Estuve a punto de echarme a reír,
imaginando al pobre Don Álvaro convertido en un alcalde alcaldado[40],
pero opté por proseguir la conversación en serio:
-
Pues, ¿tan grande el cuidado que Su Majestad dispensa al bienestar de un
preso, por muy Antonio Pérez que sea?, pregunté.
-
El
caso es -repuso Toledo- que mi indeseado inquilino dice sentirse enfermo
y en mi casa entran y salen más médicos que de la facultad de Alcalá, tratando
de adivinar qué mal lo aqueja -o finge-. El otro día lo visitó el doctor Mena[41] y llegó al diagnóstico de
que Pérez sufre de tabardillo[42]. ¡Figúrese, amigo
Galarza, el cerote de mi esposa, temiendo que puedan contagiarse
nuestros hijos!
-
Por
muy excelso que sea ese doctor -objeté-, mal se concilia tal enfermedad con la
vida regalada y relativamente solitaria de la que dice vuestra merced que
disfruta Pérez en su casa. Figúraseme que nuestro secretario quiere
mejorar de estado…, si es que todavía puede encontrar alguno mejor que el
presente.
-
Por
si sí o por si no -rezongó mi interlocutor-, ya he puesto los hechos en
conocimiento del rey, rogándole me libre de tan indeseable huésped, buscándole
otro acomodo más ajustado a sus dolencias y condición de preso[43].
Comprendí que, de no intentar entonces
hablar con Pérez, me resultaría difícil hacerlo con cierta facilidad; de modo
que, haciendo ver a Toledo que obraba por voluntad de Doña Magdalena de Ulloa y
para tranquilizar las inquietudes de tal alta señora, le pedí que me dejase
visitar muy brevemente a Antonio Pérez, siempre que este consintiese en tal
entrevista. El alcalde vaciló un buen rato en concederme el permiso, por más
que la autorización pudiese disfrazarse como una visita a la casa de un amigo y
un encuentro casual con su importante huésped. Al fin, el nombre y deseo
de Doña Magdalena surtieron efecto, recibiendo así la venia del alcalde,
acompañada de un inesperado chascarrillo:
-
Sea,
señor escribano, pero conste que no respondo si usía acaba contagiándose del
mal que sufre el secretario.
-
Clávenme
ese mal a mí en la frente -repliqué con donosura-.
***
Aunque se dice que los años no pasan en
vano, era Antonio Pérez, a los cuarenta de su edad, un hombre apuesto y bien
parecido, a quien la aparente pérdida del favor del rey no parecía haberle
menguado, ni la arrogancia, ni las ganas de conversar con personas de cierta
calidad, como era mi caso. Habíamos convenido, Toledo y yo, fingir que mi
visita a la casa tenía por objeto cumplimentar a sus dueños, viejos conocidos
de la Chancillería vallisoletana, y que mi encuentro con Pérez simulara ser el
fruto de una cortesía debida a su enfermedad. Pérez, aunque gentil y hablador,
no era tonto y trató de evitar mi inesperada cercanía con una advertencia
ominosa:
-
Repare
vuestra merced que puedo tener el tabardillo y no sería cosa buena que, por
saludarme, viniese en pegársele tan peligrosa enfermedad.

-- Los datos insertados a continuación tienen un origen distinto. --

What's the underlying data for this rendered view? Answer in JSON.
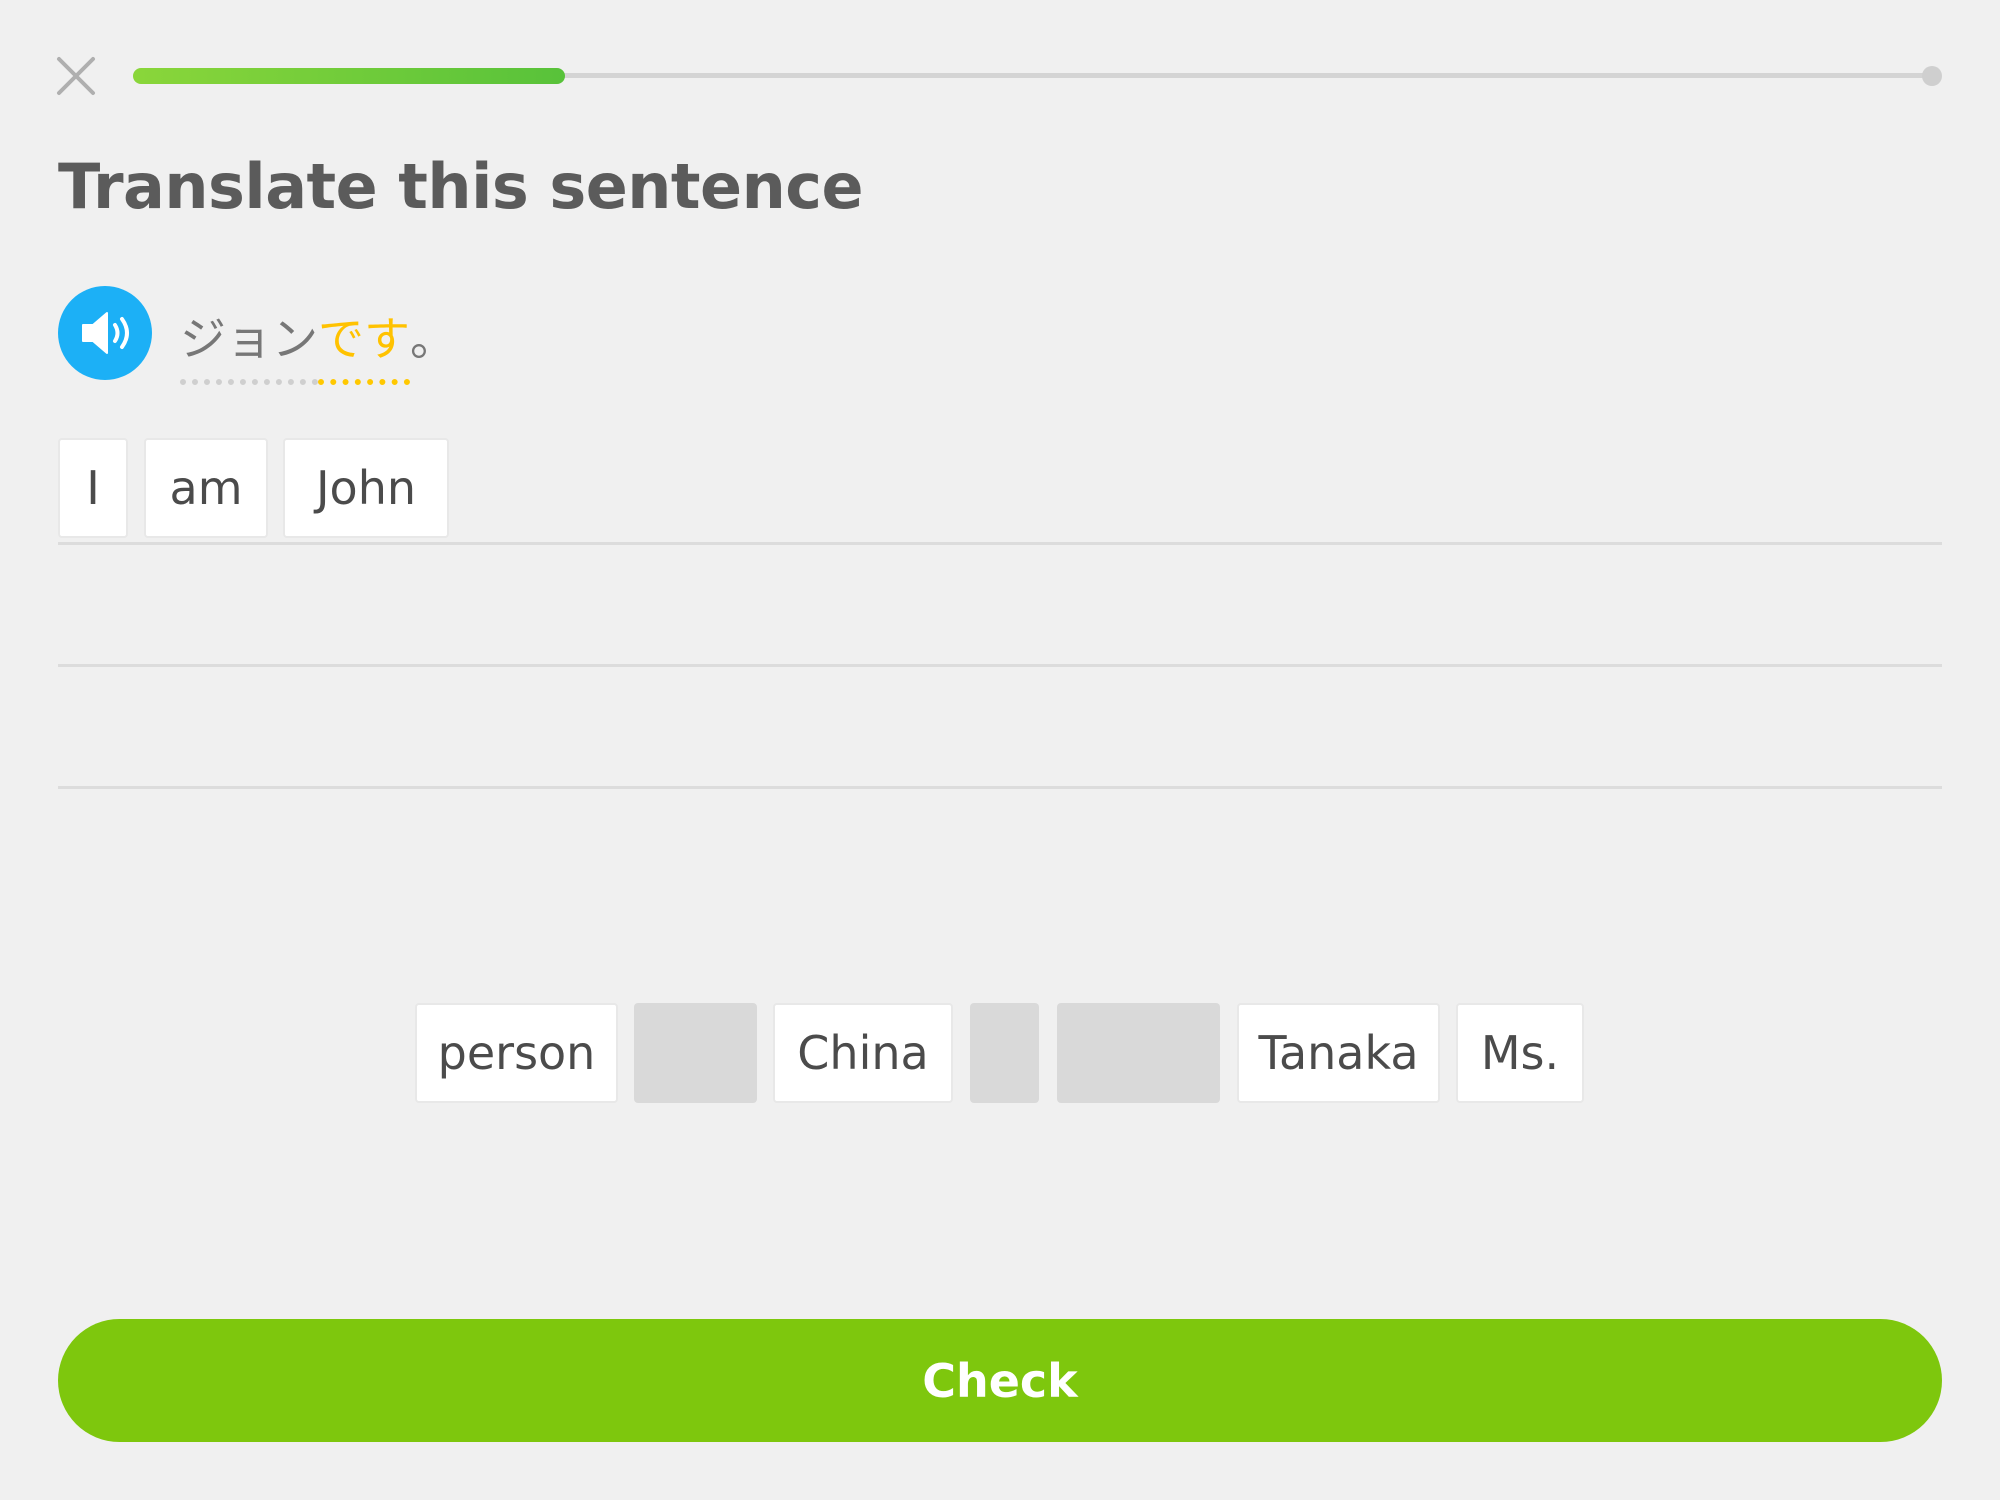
{
  "header": {
    "close_icon": "close-icon",
    "progress": 0.24
  },
  "instruction": {
    "title": "Translate this sentence"
  },
  "prompt": {
    "speaker_icon": "speaker-icon",
    "tokens": [
      {
        "text": "ジョン",
        "highlight": false
      },
      {
        "text": "です",
        "highlight": true
      },
      {
        "text": "。",
        "highlight": false
      }
    ]
  },
  "answer": {
    "selected_words": [
      "I",
      "am",
      "John"
    ]
  },
  "word_bank": {
    "items": [
      {
        "text": "person",
        "used": false
      },
      {
        "text": "",
        "used": true
      },
      {
        "text": "China",
        "used": false
      },
      {
        "text": "",
        "used": true
      },
      {
        "text": "",
        "used": true
      },
      {
        "text": "Tanaka",
        "used": false
      },
      {
        "text": "Ms.",
        "used": false
      }
    ]
  },
  "footer": {
    "check_label": "Check"
  },
  "colors": {
    "accent_blue": "#1cb0f6",
    "highlight_yellow": "#ffc200",
    "check_green": "#7ec70d",
    "progress_green": "#58c23a"
  }
}
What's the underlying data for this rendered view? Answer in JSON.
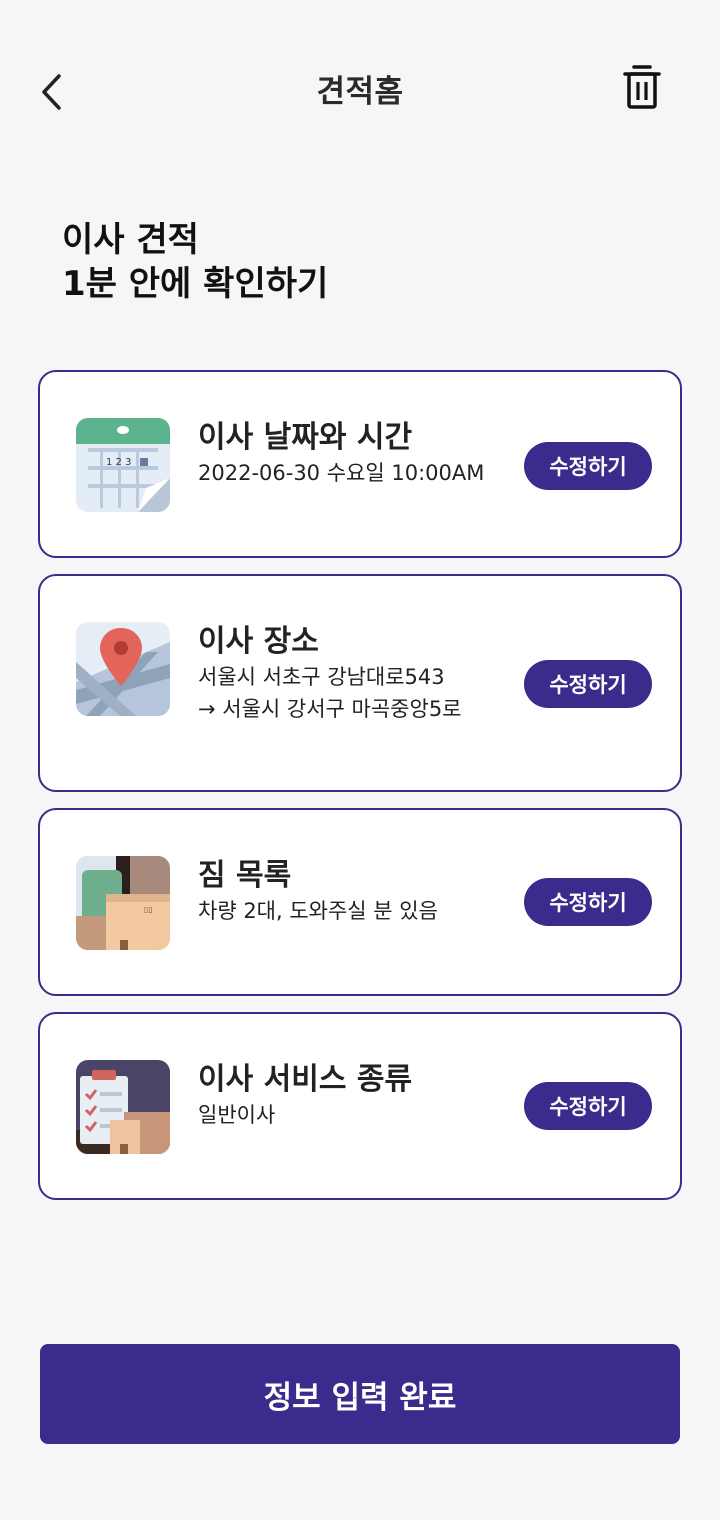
{
  "header": {
    "title": "견적홈",
    "back_icon": "chevron-left-icon",
    "trash_icon": "trash-icon"
  },
  "headline": {
    "line1": "이사 견적",
    "line2": "1분 안에 확인하기"
  },
  "cards": [
    {
      "title": "이사 날짜와 시간",
      "desc": [
        "2022-06-30 수요일 10:00AM"
      ],
      "button": "수정하기",
      "icon": "calendar-icon"
    },
    {
      "title": "이사 장소",
      "desc": [
        "서울시 서초구 강남대로543",
        " → 서울시 강서구 마곡중앙5로"
      ],
      "button": "수정하기",
      "icon": "map-pin-icon"
    },
    {
      "title": "짐 목록",
      "desc": [
        "차량 2대, 도와주실 분 있음"
      ],
      "button": "수정하기",
      "icon": "boxes-icon"
    },
    {
      "title": "이사 서비스 종류",
      "desc": [
        "일반이사"
      ],
      "button": "수정하기",
      "icon": "checklist-icon"
    }
  ],
  "submit": {
    "label": "정보 입력 완료"
  },
  "colors": {
    "accent": "#3b2b8c",
    "background": "#f6f6f6"
  }
}
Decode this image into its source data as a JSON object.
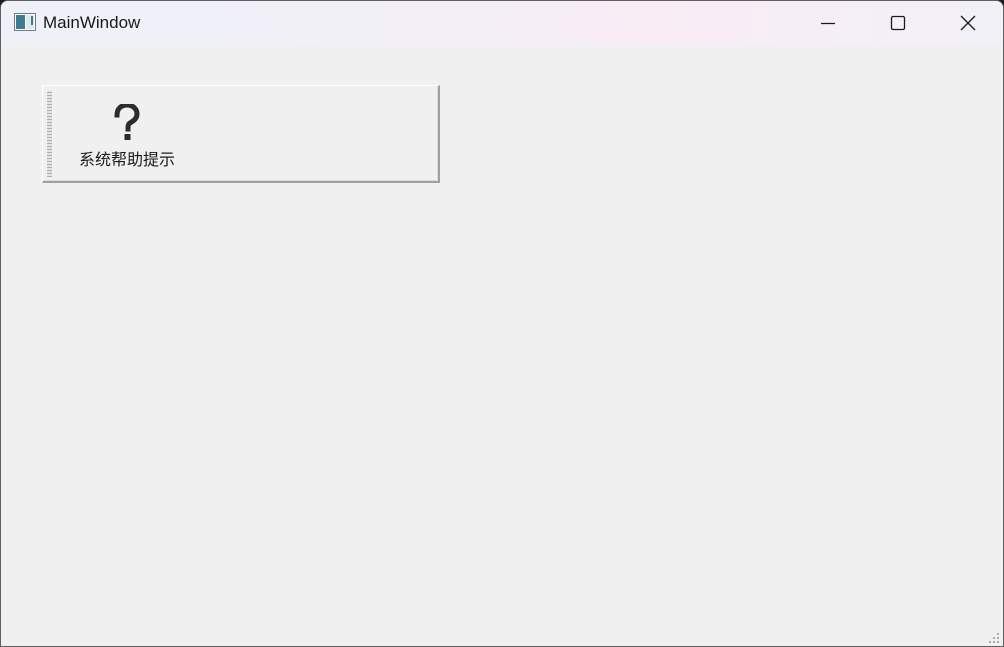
{
  "window": {
    "title": "MainWindow",
    "icon": "app-window-icon",
    "caption_buttons": [
      "minimize-icon",
      "maximize-icon",
      "close-icon"
    ]
  },
  "toolbar": {
    "buttons": [
      {
        "label": "系统帮助提示",
        "icon": "help-question-icon"
      }
    ]
  }
}
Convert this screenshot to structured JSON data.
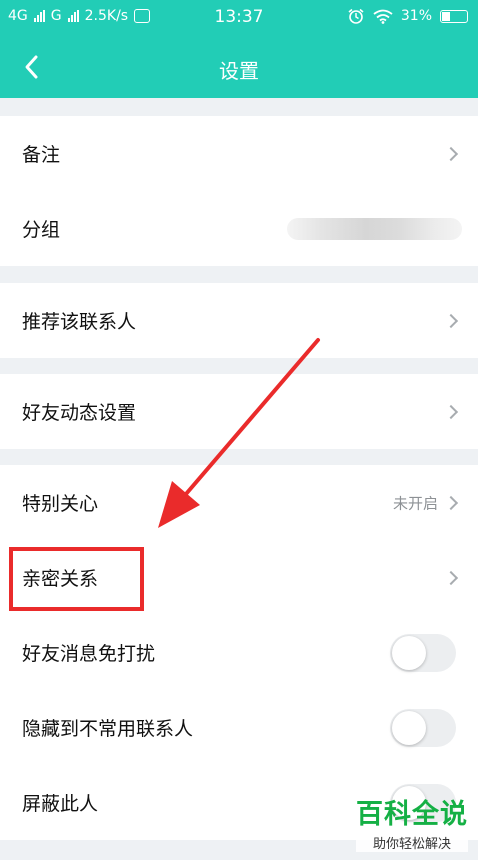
{
  "status_bar": {
    "network_1": "4G",
    "network_2": "G",
    "speed": "2.5K/s",
    "time": "13:37",
    "battery": "31%"
  },
  "header": {
    "title": "设置"
  },
  "groups": {
    "g1": {
      "remark": "备注",
      "group": "分组"
    },
    "g2": {
      "recommend": "推荐该联系人"
    },
    "g3": {
      "moments": "好友动态设置"
    },
    "g4": {
      "special_care": "特别关心",
      "special_care_value": "未开启",
      "intimate": "亲密关系",
      "dnd": "好友消息免打扰",
      "hide": "隐藏到不常用联系人",
      "block": "屏蔽此人"
    }
  },
  "toggles": {
    "dnd": false,
    "hide": false,
    "block": false
  },
  "watermark": {
    "title": "百科全说",
    "subtitle": "助你轻松解决"
  },
  "colors": {
    "accent": "#22cdb6",
    "highlight": "#ea2b2b",
    "watermark": "#15b045"
  }
}
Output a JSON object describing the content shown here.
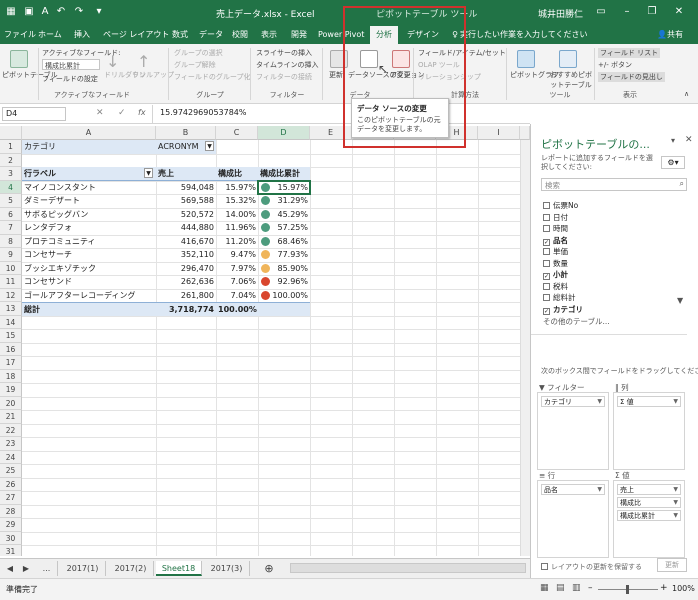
{
  "titlebar": {
    "title": "売上データ.xlsx - Excel",
    "context_tool": "ピボットテーブル ツール",
    "user": "城井田勝仁"
  },
  "tabs": [
    "ファイル",
    "ホーム",
    "挿入",
    "ページ レイアウト",
    "数式",
    "データ",
    "校閲",
    "表示",
    "開発",
    "Power Pivot",
    "分析",
    "デザイン"
  ],
  "tell_me": "実行したい作業を入力してください",
  "share": "共有",
  "ribbon": {
    "pivot_table": "ピボットテーブル",
    "active_field": "アクティブなフィールド:",
    "active_field_value": "構成比累計",
    "field_settings": "フィールドの設定",
    "drill_down": "ドリルダウン",
    "drill_up": "ドリルアップ",
    "group_selection": "グループの選択",
    "ungroup": "グループ解除",
    "group_field": "フィールドのグループ化",
    "insert_slicer": "スライサーの挿入",
    "insert_timeline": "タイムラインの挿入",
    "filter_connections": "フィルターの接続",
    "refresh": "更新",
    "change_source": "データソースの変更",
    "actions": "アクション",
    "fields_items_sets": "フィールド/アイテム/セット",
    "olap_tools": "OLAP ツール",
    "relationships": "リレーションシップ",
    "pivot_chart": "ピボットグラフ",
    "recommended": "おすすめピボットテーブル",
    "field_list": "フィールド リスト",
    "plus_minus": "+/- ボタン",
    "field_headers": "フィールドの見出し",
    "group_labels": [
      "アクティブなフィールド",
      "グループ",
      "フィルター",
      "データ",
      "計算方法",
      "ツール",
      "表示"
    ]
  },
  "tooltip": {
    "title": "データ ソースの変更",
    "body": "このピボットテーブルの元データを変更します。"
  },
  "formula_bar": {
    "name_box": "D4",
    "fx": "fx",
    "formula": "15.9742969053784%"
  },
  "columns": [
    "A",
    "B",
    "C",
    "D",
    "E",
    "F",
    "G",
    "H",
    "I"
  ],
  "rows_numbers": [
    "1",
    "2",
    "3",
    "4",
    "5",
    "6",
    "7",
    "8",
    "9",
    "10",
    "11",
    "12",
    "13",
    "14",
    "15",
    "16",
    "17",
    "18",
    "19",
    "20",
    "21",
    "22",
    "23",
    "24",
    "25",
    "26",
    "27",
    "28",
    "29",
    "30",
    "31",
    "32"
  ],
  "sheet": {
    "filter_label": "カテゴリ",
    "filter_value": "ACRONYM",
    "headers": [
      "行ラベル",
      "売上",
      "構成比",
      "構成比累計"
    ],
    "rows": [
      {
        "label": "マイノコンスタント",
        "sales": "594,048",
        "ratio": "15.97%",
        "cum": "15.97%",
        "dot": "#4d9c7e"
      },
      {
        "label": "ダミーデザート",
        "sales": "569,588",
        "ratio": "15.32%",
        "cum": "31.29%",
        "dot": "#4d9c7e"
      },
      {
        "label": "サボるピッグバン",
        "sales": "520,572",
        "ratio": "14.00%",
        "cum": "45.29%",
        "dot": "#4d9c7e"
      },
      {
        "label": "レンタデフォ",
        "sales": "444,880",
        "ratio": "11.96%",
        "cum": "57.25%",
        "dot": "#4d9c7e"
      },
      {
        "label": "プロテコミュニティ",
        "sales": "416,670",
        "ratio": "11.20%",
        "cum": "68.46%",
        "dot": "#4d9c7e"
      },
      {
        "label": "コンセサーチ",
        "sales": "352,110",
        "ratio": "9.47%",
        "cum": "77.93%",
        "dot": "#f0b55a"
      },
      {
        "label": "ブッシエキゾチック",
        "sales": "296,470",
        "ratio": "7.97%",
        "cum": "85.90%",
        "dot": "#f0b55a"
      },
      {
        "label": "コンセサンド",
        "sales": "262,636",
        "ratio": "7.06%",
        "cum": "92.96%",
        "dot": "#d9462e"
      },
      {
        "label": "ゴールアフターレコーディング",
        "sales": "261,800",
        "ratio": "7.04%",
        "cum": "100.00%",
        "dot": "#d9462e"
      }
    ],
    "total": {
      "label": "総計",
      "sales": "3,718,774",
      "ratio": "100.00%"
    }
  },
  "sheet_tabs": [
    "...",
    "2017(1)",
    "2017(2)",
    "Sheet18",
    "2017(3)"
  ],
  "status": "準備完了",
  "zoom": "100%",
  "pane": {
    "title": "ピボットテーブルの...",
    "subtitle": "レポートに追加するフィールドを選択してください:",
    "search": "検索",
    "fields": [
      {
        "name": "伝票No",
        "checked": false
      },
      {
        "name": "日付",
        "checked": false
      },
      {
        "name": "時間",
        "checked": false
      },
      {
        "name": "品名",
        "checked": true
      },
      {
        "name": "単価",
        "checked": false
      },
      {
        "name": "数量",
        "checked": false
      },
      {
        "name": "小計",
        "checked": true
      },
      {
        "name": "税料",
        "checked": false
      },
      {
        "name": "総料計",
        "checked": false
      },
      {
        "name": "カテゴリ",
        "checked": true
      }
    ],
    "other_tables": "その他のテーブル...",
    "drag_hint": "次のボックス間でフィールドをドラッグしてください:",
    "area_filter": "フィルター",
    "area_columns": "列",
    "area_rows": "行",
    "area_values": "値",
    "filter_chip": "カテゴリ",
    "columns_chip": "Σ 値",
    "rows_chip": "品名",
    "values_chips": [
      "売上",
      "構成比",
      "構成比累計"
    ],
    "defer": "レイアウトの更新を保留する",
    "update": "更新"
  }
}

Era la ocasión para sorprenderle e
interesarle al mismo tiempo. Repliqué con gesto despectivo:
-
¡Bah,
tabardillos a mí, y hasta fiebre del campamento[44]! Si ya los libré en
Flandes, cuando acompañaba a Don Juan de Austria, ¡a buenas horas los voy a
coger en casa de un alcalde de Casa y Corte, y estando limpio y bien
alimentado!
-
Pues,
¿cómo es eso? -preguntó, intrigado-. Por vuestra edad y aspecto, no parecéis
integrante de los tercios viejos[45].
-
En
efecto -repuse-: Serví a Don Juan como uno de los administradores de su casa
-escondí que también lo había hecho como secretario, para no revelar mi
perfecto conocimiento de sus documentos- y bien puedo decir que estuve muy
cerca de él, incluso en el momento de su muerte.
-
Siendo
así -contestó Pérez-, buen conocimiento tendréis del tabardillo, pues que dicen
que de él murió aquel gran gobernador.
-
Los
que eso afirman -repliqué- no dicen verdad, pues Su Excelencia aún estaría
entre nosotros, si ciertos cirujanos con alma de matarife no le hubiesen dado
una lancetada en una almorrana, que le hizo perder, con la sangre, la vida.
Ignoro si mi información era ya conocida
por el secretario, pues se mantuvo en suspenso, sin responder nada. Aproveché
para seguir acorralándolo:
-
De
todos modos, tabardillo especial hubo de ser el de Don Juan, pues que le
brotaron unas manchas grises y pardas que ni los más expertos doctores
encontraron entre los capitanes y soldados enfermos del campamento.
Pérez palideció y balbuceó unas palabras
que me dieron a entender que sobradamente sabía el origen criminal de tales
máculas:
-
Mala
gente hay por aquellas tierras y el de Orange es el peor de todos. Es capaz de
cualquier fechoría con tal de echarnos de Flandes.
-
Poco
podrían esos herejes[46] -opiné-, si ciertas
gentes de acá no les avisaran de nuestros planes, o dificultasen la llegada
de fuerzas suficientes… Al menos, eso es lo que opinaba Don Juan, que muchas
veces se sintió solo y rodeado de espías.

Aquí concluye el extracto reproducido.